Putting a dummy file on there makes sense to me though. I remember reading somewhere about another old game where someone had early on in development allocated some memory for nothing. This made the developers work with a very strict amount of RAM, and at the very end when they were gonna run out of memory, they could just remove that allocation someone had put in early on and immediately they had more breathing room. I think putting a pretty hefty dummy file on a CD has the same purpose. It could also be to bring to tracks further out (or further in, I don't remember if a CD starts from the inside or from the outside) on the physical disc to improve load times (I know some Dreamcast rips do this), but if this dummy was for that purpose it would be much bigger, because the game is just around 150 MB anyway.

Conclusion

So what is the conclusion?

Well nothing really. This is a thing that happened. It's very cool, and I think it's my new favorite easter egg of all time.

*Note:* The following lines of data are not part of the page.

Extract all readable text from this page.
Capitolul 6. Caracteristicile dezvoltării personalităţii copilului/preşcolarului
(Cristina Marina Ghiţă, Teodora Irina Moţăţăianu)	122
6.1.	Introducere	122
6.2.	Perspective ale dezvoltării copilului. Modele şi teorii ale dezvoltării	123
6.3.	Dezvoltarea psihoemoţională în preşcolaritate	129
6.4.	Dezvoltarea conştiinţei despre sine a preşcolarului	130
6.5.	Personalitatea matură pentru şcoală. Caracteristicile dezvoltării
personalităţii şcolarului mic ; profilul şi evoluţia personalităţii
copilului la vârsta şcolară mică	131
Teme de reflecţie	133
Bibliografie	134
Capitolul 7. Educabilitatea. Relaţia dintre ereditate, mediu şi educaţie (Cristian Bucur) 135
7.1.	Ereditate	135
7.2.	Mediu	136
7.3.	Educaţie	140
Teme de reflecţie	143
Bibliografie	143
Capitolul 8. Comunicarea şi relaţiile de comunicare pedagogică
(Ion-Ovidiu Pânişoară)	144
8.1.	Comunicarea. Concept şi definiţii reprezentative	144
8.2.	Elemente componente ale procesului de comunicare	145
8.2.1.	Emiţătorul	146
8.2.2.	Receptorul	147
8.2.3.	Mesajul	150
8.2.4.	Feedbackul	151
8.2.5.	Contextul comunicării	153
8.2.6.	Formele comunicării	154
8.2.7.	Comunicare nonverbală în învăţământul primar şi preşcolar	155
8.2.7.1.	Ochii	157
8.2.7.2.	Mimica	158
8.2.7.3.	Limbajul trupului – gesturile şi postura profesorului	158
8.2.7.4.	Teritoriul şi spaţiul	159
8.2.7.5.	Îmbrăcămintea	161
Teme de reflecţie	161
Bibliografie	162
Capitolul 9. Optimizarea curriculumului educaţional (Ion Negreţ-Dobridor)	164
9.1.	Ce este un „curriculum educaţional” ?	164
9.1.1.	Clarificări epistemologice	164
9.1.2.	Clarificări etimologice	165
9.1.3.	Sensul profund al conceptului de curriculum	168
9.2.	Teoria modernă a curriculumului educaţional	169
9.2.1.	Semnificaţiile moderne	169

All we can do is speculate on why it happened...

Misc

The MD5 hash of the 1.0 dummy file is: e90d4683c62011a84c5b6f5d628e6428 - if you google it you should hopefully find this blog post, once it has been propagated by your search engine.

Here's the output from mediainfo for 1.0 ZZDUMMY:

General
Complete name                            : .\ZZDUMMY 1.0.DAT
Format                                   : QuickTime
Format/Info                              : Original Apple specifications
File size                                : 50.6 MiB
Duration                                 : 5 min 4 s
Overall bit rate                         : 1 393 kb/s
Encoded date                             : UTC 1996-12-16 02:45:10
Tagged date                              : UTC 1996-12-16 02:46:31
Writing library                          : Apple QuickTime
FileExtension_Invalid                    : mov qt
------------------------------------------------------------------------
Video
ID                                       : 1
Format                                   : Cinepak
Codec ID                                 : cvid
Duration                                 : 5 min 4 s
Duration_LastFrame                       : -33 ms
Bit rate                                 : 1 214 kb/s
Width                                    : 320 pixels
Height                                   : 240 pixels
Display aspect ratio                     : 4:3
Frame rate mode                          : Constant
Frame rate                               : 15.000 FPS
Bits/(Pixel*Frame)                       : 1.054
Stream size                              : 44.1 MiB (87%)
Language                                 : English
Encoded date                             : UTC 1996-12-16 01:27:33
Tagged date                              : UTC 1996-12-16 02:46:31
------------------------------------------------------------------------
Audio
ID                                       : 2
Format                                   : PCM
Format settings                          : Little / Unsigned
Codec ID                                 : raw 
Duration                                 : 5 min 4 s
Bit rate mode                            : Constant
Bit rate                                 : 176.4 kb/s
Channel(s)                               : 1 channel
Sampling rate                            : 22.3 kHz
Bit depth                                : 8 bits
Stream size                              : 6.47 MiB (13%)
Language                                 : English
Encoded date                             : UTC 1996-12-16 01:27:33
Tagged date                              : UTC 1996-12-16 02:46:31

Interesting to me it is encoded in December 1996 (and the modification date is about the same time, so the file wasn't modified at all by the programmer who put it in.) I wonder if it's the original file/encode? It's so damn old.